This post was originally published on October 29, 2020.
As we draw near to the 2020 U.S. presidential election on November 3, cybersecurity looks like it will be crucial to upholding the integrity of the democratic process—and many Americans aren’t sure the country is ready to take on the cyber threats it will face. Back in January, an NPR poll revealed that 41 percent of Americans felt their nation was either “not very prepared” or “not prepared at all” when it came to keeping this election safe and secure.
Since then, the state of Washington experienced a major cyberattack that exposed vulnerabilities within its networks, Louisiana saw a breach of local government offices by hackers, and the FBI and DHS’s Cybersecurity and Infrastructure Security Agency released an alert warning that a Russian-sponsored hacking team had been “conducting a campaign against a wide variety of U.S. targets.” Although the agency made it clear that no government operations and election processes had been disrupted, the alert also said there may be “some risk” to election information on government networks.
[Stay on top of how technology affects you. Sign up for the ExpressVPN Blog Newsletter.]
We often associate online threats to American elections with disinformation campaigns on social media aimed to influence votes and in some cases suppress voter turnout. These campaigns could undermine democracy as a whole, but there are also concerns about attacks that more directly affect the voting and vote counting process.
Here are a few cyber threats to each American voter’s ballot:
Ransomware is a form of malware that locks users out of their devices and data unless they pay a ransom. In the context of an election, this could be used on election officials or polling stations, making it impossible to relay vote counts through the proper channels. A ransomware attack could worsen delays or confusion in an election that’s likely to have both thanks to uncertain timelines and rules for mail-in ballots.
These cyberattacks often take the form of emails with attachments that can infect devices when opened.
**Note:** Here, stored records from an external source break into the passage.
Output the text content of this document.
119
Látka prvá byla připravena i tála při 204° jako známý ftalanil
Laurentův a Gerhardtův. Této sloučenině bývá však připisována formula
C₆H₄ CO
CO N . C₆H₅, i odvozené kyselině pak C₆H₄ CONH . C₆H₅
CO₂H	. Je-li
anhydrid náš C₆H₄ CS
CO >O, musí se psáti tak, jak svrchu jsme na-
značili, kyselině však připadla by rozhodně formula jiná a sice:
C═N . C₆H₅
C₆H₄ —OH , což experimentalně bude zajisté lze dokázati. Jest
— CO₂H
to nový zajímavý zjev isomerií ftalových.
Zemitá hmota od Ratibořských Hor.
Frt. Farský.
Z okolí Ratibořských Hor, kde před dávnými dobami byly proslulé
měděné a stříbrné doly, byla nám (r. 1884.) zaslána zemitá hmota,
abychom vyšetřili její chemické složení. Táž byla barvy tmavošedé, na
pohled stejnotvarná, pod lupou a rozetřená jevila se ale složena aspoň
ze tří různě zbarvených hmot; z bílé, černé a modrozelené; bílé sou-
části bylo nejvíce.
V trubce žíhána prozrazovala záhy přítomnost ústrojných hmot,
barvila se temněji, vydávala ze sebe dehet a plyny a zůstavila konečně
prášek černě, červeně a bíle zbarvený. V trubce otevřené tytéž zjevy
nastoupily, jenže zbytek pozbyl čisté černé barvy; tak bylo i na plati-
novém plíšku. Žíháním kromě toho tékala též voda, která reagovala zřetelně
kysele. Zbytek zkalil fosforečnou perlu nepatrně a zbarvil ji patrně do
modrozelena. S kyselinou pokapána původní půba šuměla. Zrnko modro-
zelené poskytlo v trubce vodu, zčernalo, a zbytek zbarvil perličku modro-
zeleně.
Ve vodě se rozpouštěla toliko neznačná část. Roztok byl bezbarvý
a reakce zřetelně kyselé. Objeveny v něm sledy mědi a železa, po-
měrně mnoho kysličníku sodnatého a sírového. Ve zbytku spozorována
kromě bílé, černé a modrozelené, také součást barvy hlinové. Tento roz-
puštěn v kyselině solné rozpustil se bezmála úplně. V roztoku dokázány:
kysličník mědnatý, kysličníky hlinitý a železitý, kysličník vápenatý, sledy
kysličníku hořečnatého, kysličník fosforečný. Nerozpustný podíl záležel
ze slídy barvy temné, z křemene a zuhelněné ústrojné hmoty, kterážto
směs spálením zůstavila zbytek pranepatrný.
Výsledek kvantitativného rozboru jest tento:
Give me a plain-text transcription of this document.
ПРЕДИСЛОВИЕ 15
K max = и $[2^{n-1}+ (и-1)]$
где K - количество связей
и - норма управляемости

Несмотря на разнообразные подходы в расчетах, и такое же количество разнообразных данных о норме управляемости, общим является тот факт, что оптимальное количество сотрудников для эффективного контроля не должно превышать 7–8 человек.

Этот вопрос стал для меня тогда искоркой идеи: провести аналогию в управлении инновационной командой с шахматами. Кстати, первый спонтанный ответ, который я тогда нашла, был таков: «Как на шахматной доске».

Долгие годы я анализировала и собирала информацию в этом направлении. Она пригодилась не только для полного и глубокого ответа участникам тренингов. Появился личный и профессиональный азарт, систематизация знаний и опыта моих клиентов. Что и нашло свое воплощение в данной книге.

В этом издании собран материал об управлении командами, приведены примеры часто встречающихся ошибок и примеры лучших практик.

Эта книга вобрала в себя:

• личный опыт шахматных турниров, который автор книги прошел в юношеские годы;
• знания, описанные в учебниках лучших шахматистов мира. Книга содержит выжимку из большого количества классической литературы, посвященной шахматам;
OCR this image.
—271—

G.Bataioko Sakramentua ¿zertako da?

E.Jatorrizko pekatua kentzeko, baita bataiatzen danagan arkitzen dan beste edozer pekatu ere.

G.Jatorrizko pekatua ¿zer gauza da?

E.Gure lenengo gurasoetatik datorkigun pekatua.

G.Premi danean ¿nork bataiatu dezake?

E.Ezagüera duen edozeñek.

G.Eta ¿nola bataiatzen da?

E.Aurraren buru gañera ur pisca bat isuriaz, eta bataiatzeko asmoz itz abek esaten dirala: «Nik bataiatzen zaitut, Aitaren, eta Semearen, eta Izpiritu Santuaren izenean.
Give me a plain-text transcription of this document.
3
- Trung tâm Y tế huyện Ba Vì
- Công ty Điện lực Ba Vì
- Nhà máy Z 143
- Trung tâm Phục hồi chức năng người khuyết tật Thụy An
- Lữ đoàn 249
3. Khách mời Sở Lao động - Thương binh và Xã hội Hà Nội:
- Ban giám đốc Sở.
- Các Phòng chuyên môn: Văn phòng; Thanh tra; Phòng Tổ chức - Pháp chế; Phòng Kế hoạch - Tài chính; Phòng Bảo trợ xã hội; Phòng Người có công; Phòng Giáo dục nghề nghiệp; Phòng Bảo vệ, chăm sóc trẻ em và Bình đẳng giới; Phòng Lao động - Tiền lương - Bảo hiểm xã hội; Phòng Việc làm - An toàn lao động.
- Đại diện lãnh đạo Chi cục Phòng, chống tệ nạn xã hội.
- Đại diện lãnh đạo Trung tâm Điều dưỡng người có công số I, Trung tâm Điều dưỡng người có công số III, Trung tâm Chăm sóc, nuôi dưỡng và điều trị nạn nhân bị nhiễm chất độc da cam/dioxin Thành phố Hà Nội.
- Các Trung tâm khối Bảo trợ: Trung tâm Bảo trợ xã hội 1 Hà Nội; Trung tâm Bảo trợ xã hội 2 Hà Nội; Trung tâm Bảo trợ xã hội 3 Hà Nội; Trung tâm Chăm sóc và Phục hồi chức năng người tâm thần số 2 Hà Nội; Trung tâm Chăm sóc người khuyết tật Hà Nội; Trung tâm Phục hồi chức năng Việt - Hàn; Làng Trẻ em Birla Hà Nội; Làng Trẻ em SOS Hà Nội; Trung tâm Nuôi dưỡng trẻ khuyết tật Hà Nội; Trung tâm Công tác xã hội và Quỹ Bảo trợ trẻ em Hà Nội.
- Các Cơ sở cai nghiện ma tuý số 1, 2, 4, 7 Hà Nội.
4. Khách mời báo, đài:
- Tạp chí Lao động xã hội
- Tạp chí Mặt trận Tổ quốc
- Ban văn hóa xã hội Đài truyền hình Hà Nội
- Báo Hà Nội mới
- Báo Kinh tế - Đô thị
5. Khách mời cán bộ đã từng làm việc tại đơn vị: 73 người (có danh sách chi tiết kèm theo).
In 2017, the Pennsylvania Senate Democratic Caucus had their computer network rendered inaccessible thanks to a ransomware attack, which ultimately cost them more than 700,000 USD.
2. DDoS attacks
Distributed denial of service attacks are a type of cyber threat that can be applied to virtually any situation. By flooding a website with an extremely high volume of requests, it can be rendered unusable for those who would seek to access it legitimately.
These DDoS attacks can be disruptive in the run-up to the election by knocking out voter registration portals or taking down websites that provide crucial information about where and when to vote. An attack could disrupt Election Day itself. In July, Macedonia’s State Electoral Commission saw their website knocked out by a DDoS attack for three hours during their parliamentary election, causing obstruction to announcing the results of a tightly contested race.
Not only could some kind of significant DDoS campaign create chaos and confusion, it could also produce a diversion for another attack with a more material effect on the ballots cast.
Spearphishing is a technique used to gain access to a user’s device, data, or credentials through a specially tailored email with a dangerous attachment. This cyber threat is similar to ransomware, although it’s arguably more dangerous as hackers are using the information they find to gain control of devices and access sensitive networks, as opposed to simply shutting them down.
During the last American presidential election in 2016, Russian hackers were believed to use spearphishing in an attempt to break into the email system of a vendor who provided voter registration software. That reportedly resulted in emails to election officials with dangerous attachments—although it’s unclear if it went any further than that. If similar efforts were more successful this time around, the results could be disastrous.
4. Man-in-the-middle attacks
Also called a redirect attack, a man-in-the-middle attack is the most straightforward way to “steal” an election. Executing this form of attack would require an adversary to reroute communication between individual polling stations and election headquarters, altering the voting data in an effort to change the result.
This cyber threat is particularly scary because it’s both easy to conceptualize and extremely impactful if executed successfully. However, the American election is exceedingly decentralized with tens of thousands of polling stations spread across 50 states and it’s hard to envision this coming to pass on a large or even small scale. There isn’t any evidence that this type of attack has been executed—or even attempted—in the United States so far, but it represents the worst-case scenario.